Facioscapulohumeral muscular dystrophy (FSHD) is a disease most people have never heard of, even though it is one of the most common forms of muscular dystrophy. Having a name that is daunting to pronounce and spell doesn’t help. But being an “invisible” disease has its up side. Frustrated by the lack of scientific research on FSHD, two patients founded the FSH Society 22 years ago, and the nonprofit organization has since worked with singular focus to raise millions of dollars in funding for FSHD research. Research projects launched with seed grants from the Society contributed to the discovery of the genetic origins of the disease, and to better understanding of underlying biological mechanisms that could soon be targeted to treat FSHD.

Affecting an estimated half million people worldwide, FSHD robs people of their smiles as their facial muscles weaken. The shoulder blades jut out like wings and the spine collapses as the supporting muscles degenerate. Because it creeps up in fits and starts over many years, doctors often regard FSHD as “benign”, but that view is outdated, says FSH Society President Daniel Perez. Patients suffer from severe pain and disability, and may become unable to work or care for themselves as they lose the use of their arms and legs. And some, like Perez’s late mother Carol, pass away prematurely as their ability to breathe unaided becomes difficult.

Two years ago, an international team of researchers announced the discovery of an unusual genetic package linked to facioscapulohumeral muscular dystrophy (FSHD), the most common form of muscular dystrophy. This genetic abnormality consists of a loss of “D4Z4 repeat” DNA near the tip of chromosome 4 together with a DNA snippet called the “A allele”. This combination results in the production of a protein called DUX4, which appears to harm muscle, and is seen in over 90 percent of FSHD patients. This variant of FSHD, called Type 1, can now be diagnosed through a genetic test ordered by their doctor.

For the remaining subset of patients, this genetic test is negative, leaving a question hanging about the cause of their FSHD, which is called Type 2. In a landmark paper published in Nature Genetics in November of 2012, they got their answer: a new genetic mutation in a gene called SMCHD1, which in combination with the presence of the “A allele”, also causes DUX4 protein to be made. This discovery was announced at the FSH Society's annual International Research Consortium meeting. This finding boosts researchers’ confidence that DUX4 plays a critical role in both FSHD Types 1 and 2.
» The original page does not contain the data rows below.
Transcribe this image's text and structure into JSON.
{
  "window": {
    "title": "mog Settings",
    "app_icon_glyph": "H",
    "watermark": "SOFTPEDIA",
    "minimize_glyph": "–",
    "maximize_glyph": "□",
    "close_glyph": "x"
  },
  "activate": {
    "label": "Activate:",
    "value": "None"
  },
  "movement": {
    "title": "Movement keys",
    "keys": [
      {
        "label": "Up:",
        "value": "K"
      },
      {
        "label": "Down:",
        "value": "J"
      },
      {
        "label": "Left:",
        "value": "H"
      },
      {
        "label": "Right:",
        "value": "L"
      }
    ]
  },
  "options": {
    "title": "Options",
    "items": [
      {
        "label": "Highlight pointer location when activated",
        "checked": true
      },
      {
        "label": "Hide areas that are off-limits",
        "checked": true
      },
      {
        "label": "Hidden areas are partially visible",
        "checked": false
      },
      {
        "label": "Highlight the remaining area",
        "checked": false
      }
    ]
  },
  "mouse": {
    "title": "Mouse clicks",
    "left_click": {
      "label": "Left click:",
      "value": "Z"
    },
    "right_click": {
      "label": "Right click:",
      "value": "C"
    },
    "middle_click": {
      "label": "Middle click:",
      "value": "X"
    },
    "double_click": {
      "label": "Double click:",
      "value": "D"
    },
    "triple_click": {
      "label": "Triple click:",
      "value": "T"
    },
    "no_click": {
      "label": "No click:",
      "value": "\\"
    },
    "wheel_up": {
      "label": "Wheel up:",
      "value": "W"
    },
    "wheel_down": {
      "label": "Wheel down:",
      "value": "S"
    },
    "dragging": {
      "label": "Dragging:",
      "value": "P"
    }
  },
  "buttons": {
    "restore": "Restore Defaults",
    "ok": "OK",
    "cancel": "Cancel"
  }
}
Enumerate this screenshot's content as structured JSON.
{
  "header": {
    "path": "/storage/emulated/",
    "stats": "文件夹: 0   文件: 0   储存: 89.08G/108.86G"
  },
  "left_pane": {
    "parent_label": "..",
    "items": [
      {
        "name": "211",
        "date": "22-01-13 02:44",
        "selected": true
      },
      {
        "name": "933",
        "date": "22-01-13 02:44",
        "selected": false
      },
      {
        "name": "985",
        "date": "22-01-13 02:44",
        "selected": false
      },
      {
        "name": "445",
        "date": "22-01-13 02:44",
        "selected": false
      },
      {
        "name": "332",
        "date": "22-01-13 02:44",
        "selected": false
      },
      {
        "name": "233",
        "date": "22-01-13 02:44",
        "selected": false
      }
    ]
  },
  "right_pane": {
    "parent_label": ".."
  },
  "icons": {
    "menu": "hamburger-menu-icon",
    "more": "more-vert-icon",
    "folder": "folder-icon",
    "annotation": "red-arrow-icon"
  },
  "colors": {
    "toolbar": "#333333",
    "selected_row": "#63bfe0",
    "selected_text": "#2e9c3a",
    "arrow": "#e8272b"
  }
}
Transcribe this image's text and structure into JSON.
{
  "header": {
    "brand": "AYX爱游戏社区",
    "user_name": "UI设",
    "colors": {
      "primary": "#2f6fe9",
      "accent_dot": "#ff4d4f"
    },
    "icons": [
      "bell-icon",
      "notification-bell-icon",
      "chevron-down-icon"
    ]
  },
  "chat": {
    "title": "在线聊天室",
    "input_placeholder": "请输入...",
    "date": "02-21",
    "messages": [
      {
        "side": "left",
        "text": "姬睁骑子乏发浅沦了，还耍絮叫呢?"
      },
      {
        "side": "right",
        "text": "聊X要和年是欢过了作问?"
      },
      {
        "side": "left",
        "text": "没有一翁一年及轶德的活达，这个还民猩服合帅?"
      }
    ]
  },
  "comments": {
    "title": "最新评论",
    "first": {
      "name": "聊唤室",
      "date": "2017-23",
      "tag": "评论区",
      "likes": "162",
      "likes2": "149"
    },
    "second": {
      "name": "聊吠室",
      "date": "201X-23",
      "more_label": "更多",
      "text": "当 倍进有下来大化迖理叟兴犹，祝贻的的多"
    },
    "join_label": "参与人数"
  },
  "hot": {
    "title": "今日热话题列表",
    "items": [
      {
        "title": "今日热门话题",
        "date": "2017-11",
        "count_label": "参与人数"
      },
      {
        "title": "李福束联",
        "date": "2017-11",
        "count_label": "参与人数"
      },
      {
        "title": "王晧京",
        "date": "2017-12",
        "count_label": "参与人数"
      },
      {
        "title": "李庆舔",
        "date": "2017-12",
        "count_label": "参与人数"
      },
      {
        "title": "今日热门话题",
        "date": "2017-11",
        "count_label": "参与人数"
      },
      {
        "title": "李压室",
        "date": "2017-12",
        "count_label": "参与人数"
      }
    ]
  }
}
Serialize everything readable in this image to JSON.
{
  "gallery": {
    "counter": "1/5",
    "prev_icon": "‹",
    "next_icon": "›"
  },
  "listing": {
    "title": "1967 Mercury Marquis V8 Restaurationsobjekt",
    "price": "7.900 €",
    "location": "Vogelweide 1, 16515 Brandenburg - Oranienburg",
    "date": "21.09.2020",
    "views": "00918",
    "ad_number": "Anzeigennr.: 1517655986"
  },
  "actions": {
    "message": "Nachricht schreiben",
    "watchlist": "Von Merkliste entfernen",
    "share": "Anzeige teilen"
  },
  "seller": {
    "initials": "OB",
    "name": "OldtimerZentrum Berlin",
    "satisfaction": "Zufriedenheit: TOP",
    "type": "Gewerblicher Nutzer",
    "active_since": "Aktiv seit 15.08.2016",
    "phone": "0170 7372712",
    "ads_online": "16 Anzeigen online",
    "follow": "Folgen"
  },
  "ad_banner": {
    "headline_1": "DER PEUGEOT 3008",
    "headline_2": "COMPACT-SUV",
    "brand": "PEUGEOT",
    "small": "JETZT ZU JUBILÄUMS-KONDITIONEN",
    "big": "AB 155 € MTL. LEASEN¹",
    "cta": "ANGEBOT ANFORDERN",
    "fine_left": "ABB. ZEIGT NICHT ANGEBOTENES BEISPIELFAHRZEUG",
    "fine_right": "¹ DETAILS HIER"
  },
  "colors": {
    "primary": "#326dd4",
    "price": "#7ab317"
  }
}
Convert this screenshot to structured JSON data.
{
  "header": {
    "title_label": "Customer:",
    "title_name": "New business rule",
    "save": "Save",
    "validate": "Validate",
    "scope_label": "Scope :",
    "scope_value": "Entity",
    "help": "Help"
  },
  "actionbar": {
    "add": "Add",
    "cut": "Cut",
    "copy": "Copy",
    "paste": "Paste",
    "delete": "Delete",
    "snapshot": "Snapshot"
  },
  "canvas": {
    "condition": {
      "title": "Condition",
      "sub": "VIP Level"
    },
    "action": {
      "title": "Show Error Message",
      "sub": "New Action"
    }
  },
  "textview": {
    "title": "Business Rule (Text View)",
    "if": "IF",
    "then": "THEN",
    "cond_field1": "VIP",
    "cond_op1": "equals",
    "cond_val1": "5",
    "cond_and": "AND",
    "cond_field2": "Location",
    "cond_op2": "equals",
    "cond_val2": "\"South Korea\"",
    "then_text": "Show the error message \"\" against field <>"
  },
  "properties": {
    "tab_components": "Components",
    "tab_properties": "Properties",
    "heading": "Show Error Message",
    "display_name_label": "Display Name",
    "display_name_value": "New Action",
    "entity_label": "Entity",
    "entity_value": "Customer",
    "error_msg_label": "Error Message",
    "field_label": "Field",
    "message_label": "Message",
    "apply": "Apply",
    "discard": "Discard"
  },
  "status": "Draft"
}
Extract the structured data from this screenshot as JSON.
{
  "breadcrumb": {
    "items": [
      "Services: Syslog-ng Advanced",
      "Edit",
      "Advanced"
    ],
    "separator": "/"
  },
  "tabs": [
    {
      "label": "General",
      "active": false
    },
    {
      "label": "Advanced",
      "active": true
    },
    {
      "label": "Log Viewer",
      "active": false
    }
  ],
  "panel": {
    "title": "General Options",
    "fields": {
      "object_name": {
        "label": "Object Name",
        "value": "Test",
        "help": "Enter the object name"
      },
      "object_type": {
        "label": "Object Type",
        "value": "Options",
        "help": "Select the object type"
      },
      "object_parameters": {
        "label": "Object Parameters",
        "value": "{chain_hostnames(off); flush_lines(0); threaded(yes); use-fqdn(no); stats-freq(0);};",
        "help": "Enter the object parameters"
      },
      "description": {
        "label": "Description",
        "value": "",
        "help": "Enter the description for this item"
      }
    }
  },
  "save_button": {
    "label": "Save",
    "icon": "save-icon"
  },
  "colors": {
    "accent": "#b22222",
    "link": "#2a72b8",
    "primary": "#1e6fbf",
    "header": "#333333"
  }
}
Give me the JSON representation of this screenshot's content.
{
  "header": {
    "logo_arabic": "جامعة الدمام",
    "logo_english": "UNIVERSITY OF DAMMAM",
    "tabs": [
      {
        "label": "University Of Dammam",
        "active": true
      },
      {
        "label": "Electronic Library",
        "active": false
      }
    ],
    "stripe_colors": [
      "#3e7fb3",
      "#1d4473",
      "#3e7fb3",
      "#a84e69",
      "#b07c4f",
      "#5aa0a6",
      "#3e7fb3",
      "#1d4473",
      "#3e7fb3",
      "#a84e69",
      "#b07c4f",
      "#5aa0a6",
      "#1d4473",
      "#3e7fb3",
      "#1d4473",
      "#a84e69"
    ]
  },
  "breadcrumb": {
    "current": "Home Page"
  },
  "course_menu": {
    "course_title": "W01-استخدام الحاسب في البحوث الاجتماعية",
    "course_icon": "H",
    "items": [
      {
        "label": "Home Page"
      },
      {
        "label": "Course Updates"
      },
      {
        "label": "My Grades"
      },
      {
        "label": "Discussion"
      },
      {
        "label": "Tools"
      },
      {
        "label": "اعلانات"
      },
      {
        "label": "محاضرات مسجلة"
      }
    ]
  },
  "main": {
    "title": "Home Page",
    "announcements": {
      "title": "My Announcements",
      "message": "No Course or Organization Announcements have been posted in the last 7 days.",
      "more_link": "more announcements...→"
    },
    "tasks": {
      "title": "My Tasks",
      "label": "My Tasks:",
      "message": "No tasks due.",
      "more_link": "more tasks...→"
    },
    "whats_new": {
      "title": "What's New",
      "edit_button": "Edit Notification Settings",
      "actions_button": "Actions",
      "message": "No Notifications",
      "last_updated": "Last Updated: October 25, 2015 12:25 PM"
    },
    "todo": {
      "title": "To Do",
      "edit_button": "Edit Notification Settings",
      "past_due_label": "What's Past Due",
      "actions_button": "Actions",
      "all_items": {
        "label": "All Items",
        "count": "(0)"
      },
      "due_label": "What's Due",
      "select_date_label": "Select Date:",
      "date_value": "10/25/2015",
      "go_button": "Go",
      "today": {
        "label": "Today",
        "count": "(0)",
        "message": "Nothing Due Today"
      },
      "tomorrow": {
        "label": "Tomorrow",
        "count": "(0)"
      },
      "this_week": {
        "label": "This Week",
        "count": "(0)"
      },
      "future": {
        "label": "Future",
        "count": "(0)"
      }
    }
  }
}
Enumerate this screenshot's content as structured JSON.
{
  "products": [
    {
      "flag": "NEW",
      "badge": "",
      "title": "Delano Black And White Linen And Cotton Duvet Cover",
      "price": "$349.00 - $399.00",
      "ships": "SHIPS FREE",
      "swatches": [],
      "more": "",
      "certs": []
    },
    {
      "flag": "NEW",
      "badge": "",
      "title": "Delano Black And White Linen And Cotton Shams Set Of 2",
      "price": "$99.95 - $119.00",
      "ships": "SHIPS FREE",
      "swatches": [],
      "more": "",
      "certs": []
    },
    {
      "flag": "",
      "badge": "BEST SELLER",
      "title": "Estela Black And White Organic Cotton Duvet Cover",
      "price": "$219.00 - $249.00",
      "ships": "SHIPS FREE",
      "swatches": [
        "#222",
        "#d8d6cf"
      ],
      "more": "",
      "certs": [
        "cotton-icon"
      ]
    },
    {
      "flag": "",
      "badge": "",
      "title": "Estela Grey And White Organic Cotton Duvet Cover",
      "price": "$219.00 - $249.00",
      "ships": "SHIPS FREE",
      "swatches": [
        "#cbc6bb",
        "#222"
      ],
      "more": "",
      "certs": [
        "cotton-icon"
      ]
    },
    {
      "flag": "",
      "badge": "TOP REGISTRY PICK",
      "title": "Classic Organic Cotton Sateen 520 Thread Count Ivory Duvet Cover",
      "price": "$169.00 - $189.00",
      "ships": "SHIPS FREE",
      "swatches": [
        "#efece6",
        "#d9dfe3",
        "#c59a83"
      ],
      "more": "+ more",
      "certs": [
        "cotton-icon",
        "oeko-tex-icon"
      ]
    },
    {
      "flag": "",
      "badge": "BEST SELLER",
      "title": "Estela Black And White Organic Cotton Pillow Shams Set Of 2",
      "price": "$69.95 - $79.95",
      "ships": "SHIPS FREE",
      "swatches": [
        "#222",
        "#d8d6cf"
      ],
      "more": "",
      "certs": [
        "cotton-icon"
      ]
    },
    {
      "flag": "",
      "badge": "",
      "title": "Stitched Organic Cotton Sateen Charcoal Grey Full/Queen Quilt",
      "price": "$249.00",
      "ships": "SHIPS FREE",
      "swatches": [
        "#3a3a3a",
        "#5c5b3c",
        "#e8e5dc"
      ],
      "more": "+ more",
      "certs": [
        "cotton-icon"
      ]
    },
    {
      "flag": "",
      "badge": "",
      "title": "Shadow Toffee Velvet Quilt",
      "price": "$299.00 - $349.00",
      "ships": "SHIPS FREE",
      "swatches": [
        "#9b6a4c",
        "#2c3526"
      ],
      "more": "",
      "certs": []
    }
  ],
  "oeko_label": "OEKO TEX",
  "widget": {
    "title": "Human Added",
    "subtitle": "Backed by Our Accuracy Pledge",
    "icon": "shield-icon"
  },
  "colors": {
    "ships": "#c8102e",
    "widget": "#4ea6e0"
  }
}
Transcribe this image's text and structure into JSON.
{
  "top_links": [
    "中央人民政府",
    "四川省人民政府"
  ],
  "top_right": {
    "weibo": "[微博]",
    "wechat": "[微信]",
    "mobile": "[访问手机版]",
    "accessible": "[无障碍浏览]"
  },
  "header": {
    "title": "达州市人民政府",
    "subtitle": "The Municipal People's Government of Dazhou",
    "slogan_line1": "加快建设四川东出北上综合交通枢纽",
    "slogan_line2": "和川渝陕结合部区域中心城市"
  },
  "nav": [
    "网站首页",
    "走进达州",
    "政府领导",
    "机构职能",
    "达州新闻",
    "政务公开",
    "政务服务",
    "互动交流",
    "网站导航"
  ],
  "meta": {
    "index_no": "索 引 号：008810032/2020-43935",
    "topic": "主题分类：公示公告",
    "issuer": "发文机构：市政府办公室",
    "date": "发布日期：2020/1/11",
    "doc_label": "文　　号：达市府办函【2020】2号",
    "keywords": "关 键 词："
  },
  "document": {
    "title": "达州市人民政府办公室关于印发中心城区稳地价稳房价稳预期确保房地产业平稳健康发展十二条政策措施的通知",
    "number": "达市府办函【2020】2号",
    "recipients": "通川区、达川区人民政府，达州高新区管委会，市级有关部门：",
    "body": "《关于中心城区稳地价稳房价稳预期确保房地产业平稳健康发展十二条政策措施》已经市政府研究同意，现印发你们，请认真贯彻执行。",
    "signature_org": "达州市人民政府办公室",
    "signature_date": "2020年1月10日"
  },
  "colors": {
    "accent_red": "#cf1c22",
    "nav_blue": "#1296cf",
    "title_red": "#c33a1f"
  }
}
Currently, researchers around the world are hot on the trail of the molecular mechanisms that explain how mutations in SMCHD1 cause FSHD Type 2, and how this relates to FSHD Type 1. The goal, they say, is to develop novel therapies for FSHD based on what they learn.

The FSH Society provided fellowship grants to three of the co-discoverers of the new SMCHD1 mutation: Richard J.L.F. Lemmers, Yvonne Meijer-Krom and Silvère van der Maarel. They were joined by colleagues from the University of Rochester Medical Center’s Fields Center for FSHD & Neuromuscular Research, the Leiden University Medical Center in the Netherlands, the University of Washington, and the Fred Hutchinson Cancer Research Center in Seattle. Additional funding came from Pacific Northwest Friends of FSH, the US National Institutes of Health, Netherlands Genomics Initiative, Muscular Dystrophy Association, the Geraldi Norton and Eklund family foundation, European Union Framework Programme 7, Stichting FSHD Netherlands and China Scholarship Council.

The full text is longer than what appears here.